Belfast Harbour is playing down fears that its City Quays 3 development will fail to attract tenants as companies contemplate having more staff working from home in the long term.
The huge development of 250,000 square feet of office space is due to be completed next year, but there has been no announcement of any companies signing deals to move into the building.
"We believe that prospective tenants will continue to see the value in having high-quality office accommodation in which their people can collaborate, share ideas and interact safely," a spokesperson for Belfast Harbour said.
But the spokesperson added that Belfast Harbour, for commercial reasons, could not reveal whether any deals had been signed or if there were any ongoing discussions.
No public announcement of any deals have been made.
Concern over space is growing, particularly after it emerged that only 5% of workers have returned to their offices in Belfast, according to a survey by business representatives, and reports from Dublin that Google is pulling out of plans to rent more space in the city.
The tech giant was planning to move in to 202,000 square feet of space close to the city's quays to accommodate approximately 2,000 people but has confirmed that this will not happen, according to a report in the Irish Times.
One source told the newspaper that it was not a good time for companies to invest in commercial office space "while they are looking at what the future of work looks like".
But Belfast Harbour, which manages several office developments, said that City Quays 3 was on schedule for completion next year".
"Many of the current City Quays tenants already work a hybrid workspace model (a mix of office and home working) which will still have an office at its core supported by varying levels of home working, and we understand that this will be different for each individual occupiers' business needs," a spokesperson added.
City Quays "will be one of the largest Grade A office developments to be built in Northern Ireland supporting demand from international investors", according to the official documentation.

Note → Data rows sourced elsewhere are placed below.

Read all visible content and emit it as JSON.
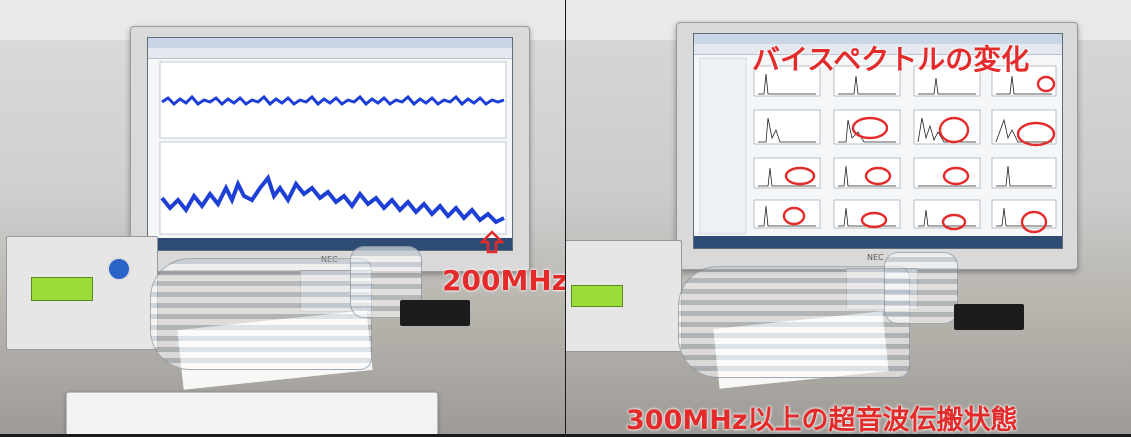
{
  "annotations": {
    "left_label": "200MHz",
    "right_title": "バイスペクトルの変化",
    "bottom_caption": "300MHz以上の超音波伝搬状態"
  },
  "colors": {
    "annotation": "#e42b2b",
    "waveform": "#1e3fd6",
    "lcd": "#9bdc3a",
    "taskbar": "#2e4c73"
  },
  "icons": {
    "arrow": "up-arrow-outline-icon",
    "highlight": "red-circle-icon"
  },
  "monitor_brand": "NEC"
}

It is estimated the cost of construction will be £50 million, with the building designed to accommodate 2,500 workers.
But latest reports reveal a sharp drop in the take-up of office space in Belfast. Lambert Smith Hampton said only 86,216 square feet were picked up in the first quarter of the year and only 25,000 in the second.

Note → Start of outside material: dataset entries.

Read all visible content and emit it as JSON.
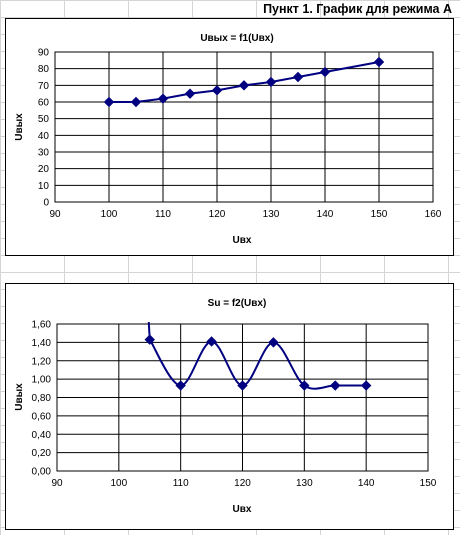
{
  "page": {
    "title": "Пункт 1. График для режима А"
  },
  "chart_data": [
    {
      "type": "line",
      "title": "Uвых = f1(Uвх)",
      "xlabel": "Uвх",
      "ylabel": "Uвых",
      "xlim": [
        90,
        160
      ],
      "ylim": [
        0,
        90
      ],
      "xticks": [
        90,
        100,
        110,
        120,
        130,
        140,
        150,
        160
      ],
      "yticks": [
        0,
        10,
        20,
        30,
        40,
        50,
        60,
        70,
        80,
        90
      ],
      "ytick_decimals": 0,
      "grid": true,
      "series": [
        {
          "x": [
            100,
            105,
            110,
            115,
            120,
            125,
            130,
            135,
            140,
            150
          ],
          "y": [
            60,
            60,
            62,
            65,
            67,
            70,
            72,
            75,
            78,
            84
          ],
          "color": "#000080",
          "marker": "diamond"
        }
      ]
    },
    {
      "type": "line",
      "title": "Su = f2(Uвх)",
      "xlabel": "Uвх",
      "ylabel": "Uвых",
      "xlim": [
        90,
        150
      ],
      "ylim": [
        0,
        1.6
      ],
      "xticks": [
        90,
        100,
        110,
        120,
        130,
        140,
        150
      ],
      "yticks": [
        0,
        0.2,
        0.4,
        0.6,
        0.8,
        1.0,
        1.2,
        1.4,
        1.6
      ],
      "ytick_decimals": 2,
      "grid": true,
      "series": [
        {
          "x": [
            105,
            110,
            115,
            120,
            125,
            130,
            135,
            140
          ],
          "y": [
            1.43,
            0.93,
            1.41,
            0.93,
            1.4,
            0.93,
            0.93,
            0.93
          ],
          "color": "#000080",
          "marker": "diamond",
          "smooth": true
        }
      ]
    }
  ]
}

This was the lowest on record and a drop of 53% on last year, the property consultants reported.
A survey by Belfast Chamber recently reported that just 5% of office workers in the city centre were back in their offices. If this continues into the long term, economist Dr Esmond Birnie warned businesses could lose as much as £200 million a year.
The chamber is urging the Executive to work with businesses to return workers safely to their offices.